I’m going to cover the new Apple iPhone in several articles as there are many different angles to consider for this device.  I’m going to start by laying out my assumptions on the product and the industry in this first article.

Apple Computer had built up a great many years of experience in the personal computer industry that they helped launch after receiving a vision of what the personal computer could be from Xerox PARC.  That early vision and many years of dedicated hard work and marketing led to the successful launch of their 1984 campaign.  Yes the marketing was key, but it was backed by almost twelve years of research and experience.

Apple later offered up the iPod in 2001.  They moved into a market full of many different MP3 players and devices.  They later settled a lawsuit with Creative over technologies that they had apparently received a vision within the creative devices.  Apple leveraged this vision from Creative along with its excellent personal computer platform, marketing skills, and product design skills to launch the product and the iTunes service, convincing its customer base that it was cool again to pay for music at the pre-established industry rates of approximately $12-15 per CD.  The primary difference came in the form that buyers could by one song at a time.

Apple has now watched for several years as cell phone makers have begun to offer MP3 players of many varieties including an iTunes variety have entered the marketplace.  Apple had to enter into the cellphone business or face a converging force of cellphone MP3 players that would eventually remove the iPod to a level of obscurity recently witnessed by Palm PDA’s.

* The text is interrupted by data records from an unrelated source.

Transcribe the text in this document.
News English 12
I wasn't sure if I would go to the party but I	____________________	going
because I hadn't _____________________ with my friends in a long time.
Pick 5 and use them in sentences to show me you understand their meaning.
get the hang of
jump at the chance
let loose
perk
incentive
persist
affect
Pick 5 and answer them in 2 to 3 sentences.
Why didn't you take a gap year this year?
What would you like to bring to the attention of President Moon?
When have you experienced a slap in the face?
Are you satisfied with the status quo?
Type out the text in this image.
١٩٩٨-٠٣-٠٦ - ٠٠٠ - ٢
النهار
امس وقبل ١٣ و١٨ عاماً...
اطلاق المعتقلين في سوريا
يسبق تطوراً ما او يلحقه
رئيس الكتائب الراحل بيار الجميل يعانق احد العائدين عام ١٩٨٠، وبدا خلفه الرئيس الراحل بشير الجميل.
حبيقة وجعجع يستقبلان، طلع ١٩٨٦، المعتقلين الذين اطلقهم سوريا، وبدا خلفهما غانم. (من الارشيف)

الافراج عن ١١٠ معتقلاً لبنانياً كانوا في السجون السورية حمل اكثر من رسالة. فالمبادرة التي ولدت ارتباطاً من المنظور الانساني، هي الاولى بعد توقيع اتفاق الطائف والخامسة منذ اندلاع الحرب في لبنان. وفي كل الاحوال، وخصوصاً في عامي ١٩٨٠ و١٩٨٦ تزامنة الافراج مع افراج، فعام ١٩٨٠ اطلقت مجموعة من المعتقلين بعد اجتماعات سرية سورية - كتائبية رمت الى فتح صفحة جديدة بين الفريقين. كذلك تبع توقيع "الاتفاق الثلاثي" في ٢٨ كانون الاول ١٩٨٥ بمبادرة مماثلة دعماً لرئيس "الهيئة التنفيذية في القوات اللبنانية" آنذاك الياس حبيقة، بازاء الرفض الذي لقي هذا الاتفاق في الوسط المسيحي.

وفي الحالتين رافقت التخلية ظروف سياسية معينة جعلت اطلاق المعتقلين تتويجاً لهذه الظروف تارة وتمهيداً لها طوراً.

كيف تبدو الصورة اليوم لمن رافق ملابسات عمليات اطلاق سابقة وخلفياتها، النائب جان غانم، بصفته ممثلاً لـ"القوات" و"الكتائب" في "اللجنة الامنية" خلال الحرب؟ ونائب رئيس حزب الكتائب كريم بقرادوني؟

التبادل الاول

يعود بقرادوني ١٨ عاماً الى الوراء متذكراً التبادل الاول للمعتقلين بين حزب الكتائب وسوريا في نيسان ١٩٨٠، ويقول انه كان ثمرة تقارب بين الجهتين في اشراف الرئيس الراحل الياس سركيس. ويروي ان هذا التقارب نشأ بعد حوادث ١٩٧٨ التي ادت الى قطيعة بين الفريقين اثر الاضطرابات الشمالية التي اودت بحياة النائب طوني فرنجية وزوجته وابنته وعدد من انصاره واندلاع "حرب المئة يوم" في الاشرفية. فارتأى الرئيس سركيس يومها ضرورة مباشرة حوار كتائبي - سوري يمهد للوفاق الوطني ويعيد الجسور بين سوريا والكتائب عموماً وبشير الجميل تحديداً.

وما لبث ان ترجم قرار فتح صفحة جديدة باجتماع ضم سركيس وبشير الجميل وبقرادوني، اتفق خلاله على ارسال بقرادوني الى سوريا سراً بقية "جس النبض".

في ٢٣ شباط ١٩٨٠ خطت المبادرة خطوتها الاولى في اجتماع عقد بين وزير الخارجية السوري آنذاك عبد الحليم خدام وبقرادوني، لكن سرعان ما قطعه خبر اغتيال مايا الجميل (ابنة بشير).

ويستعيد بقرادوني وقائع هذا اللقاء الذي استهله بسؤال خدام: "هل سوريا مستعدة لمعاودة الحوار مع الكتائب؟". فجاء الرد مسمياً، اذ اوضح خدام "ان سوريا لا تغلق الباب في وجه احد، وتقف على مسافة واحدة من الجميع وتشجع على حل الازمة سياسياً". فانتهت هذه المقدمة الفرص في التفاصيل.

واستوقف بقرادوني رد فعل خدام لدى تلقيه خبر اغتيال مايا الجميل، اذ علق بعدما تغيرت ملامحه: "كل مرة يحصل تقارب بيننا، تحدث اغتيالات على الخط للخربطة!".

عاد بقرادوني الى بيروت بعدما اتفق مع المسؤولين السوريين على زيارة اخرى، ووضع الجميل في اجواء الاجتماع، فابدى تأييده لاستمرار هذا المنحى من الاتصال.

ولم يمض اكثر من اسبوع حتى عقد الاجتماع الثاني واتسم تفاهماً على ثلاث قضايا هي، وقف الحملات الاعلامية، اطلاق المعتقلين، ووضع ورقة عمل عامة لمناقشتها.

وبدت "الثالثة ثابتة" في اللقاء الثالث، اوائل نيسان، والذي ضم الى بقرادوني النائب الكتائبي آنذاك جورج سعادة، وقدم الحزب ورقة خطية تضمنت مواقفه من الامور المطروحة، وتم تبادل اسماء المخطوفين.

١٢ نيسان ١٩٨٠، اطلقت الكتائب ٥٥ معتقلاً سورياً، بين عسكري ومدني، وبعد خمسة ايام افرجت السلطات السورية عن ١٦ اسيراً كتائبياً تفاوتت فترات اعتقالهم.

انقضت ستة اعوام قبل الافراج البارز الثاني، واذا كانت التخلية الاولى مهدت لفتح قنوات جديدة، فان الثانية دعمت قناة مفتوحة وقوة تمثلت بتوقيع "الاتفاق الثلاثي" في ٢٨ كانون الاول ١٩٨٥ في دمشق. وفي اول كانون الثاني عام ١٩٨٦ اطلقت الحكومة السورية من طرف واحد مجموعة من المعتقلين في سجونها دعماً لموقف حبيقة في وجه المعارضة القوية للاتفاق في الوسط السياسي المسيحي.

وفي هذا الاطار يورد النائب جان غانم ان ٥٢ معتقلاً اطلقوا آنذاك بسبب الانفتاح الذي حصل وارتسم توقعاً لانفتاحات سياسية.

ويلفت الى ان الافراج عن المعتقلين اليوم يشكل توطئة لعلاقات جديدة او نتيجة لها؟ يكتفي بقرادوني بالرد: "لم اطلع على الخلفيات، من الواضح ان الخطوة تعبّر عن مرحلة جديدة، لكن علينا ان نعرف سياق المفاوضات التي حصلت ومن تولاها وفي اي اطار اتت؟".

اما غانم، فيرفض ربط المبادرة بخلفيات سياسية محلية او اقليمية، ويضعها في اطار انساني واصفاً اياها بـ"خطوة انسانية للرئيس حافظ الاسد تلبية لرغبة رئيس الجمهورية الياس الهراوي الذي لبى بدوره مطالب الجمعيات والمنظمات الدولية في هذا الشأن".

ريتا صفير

Apple made a serious false start in this direction stumbling over the iRokr in a collaboration with Motorola, that left both companies embittered and pointing fingers at each other.  Almost two years later Apple has now offered up an Apple iPhone and immediately launched itself into controversy.  A new lawsuit from Cisco, that owns the Trademark to the name iPhone is reminiscent of the 25 year legal battle between Apple Computer and Apple Corps.

It should also be noted that Apple has not been entirely on its game this last year.  Its been restrained by a legal quagmire that has brought to light a stock options scandal.  The scandal led to an internal review by Apple, which has absolved Steve Jobs of any wrong doing.  However, the Justice Department of the United States, an external legal body that does not play to the tune of the Apple Board of Directors, announced that it is investigating the situation further as they prepare to question lawyers no longer employed by Apple.

Regardless of whether or not this new external legal investigation turns up anything, the entire scandal and investigation has been a large distraction for Steve Jobs and for Apple as a whole.  With these distractions occurring at almost the same time the company has prepared to launch what Steve Jobs considers a device as important to Apple as either the Mac or the iPod, we have to wonder if Apple may have missed something in this new device.

Many people have held MP3 players up to the standard of whether or not they will be iPod killers.  The truth is probably one that the iPod like any consumer electronic device has a predestined product life cycle.  It is not necessary to kill the iPod as it will die a slow and natural death of its own.  The iPhone will only serve to slightly extend this life cycle if it does anything at all.

In addition to all of these background items, its important to consider that Apple partnered with Cingular Wireless, which will be rebranded under the AT&T name this year.  Cingular as a brand name has held up a certain cool factor with youthful buyers.  However, AT&T, while it has a huge amount of brand recognition, definitely does not have a coolness associated with it.  In fact it could more aptly be associated with the dinosaurs of technology.  Apple has provided some undisclosed exclusivity arrangement with AT&T(Cingular) and this apparently has constrained the design and functionality of the device, a fact that we will cover in future installments.

Since the iPhone will be limited in distribution to AT&T customers, we have to wonder right away if the product will have much impact at all.  AT&T’s wireless business is large, but it does not cover the entire USA not to mention it has very little play outside of the United States.  This leads us to wonder if Apple in its distraction may have sold its soul to get the iPhone project out with a carrier that would accept it, under a trademark name owned by a different company where negotiations had failed, and at a price that will cost $400-$600 to get the device out of the store with a minimum two year contract at a monthly service fee of at least $80 per month.

At the end of the day how many people really will buy an iPhone for close to $2,400 when they could just as easily buy a Nano and a cell phone for less than $200 total on a $30 per month cell phone plan for a total 2 year cost of $920.  Is the iPhone really going to be worth a $1500 premium for Early adopters?  For Anyone?

We’ll explore this greater detail as we proceed forward covering the Apple iPhone.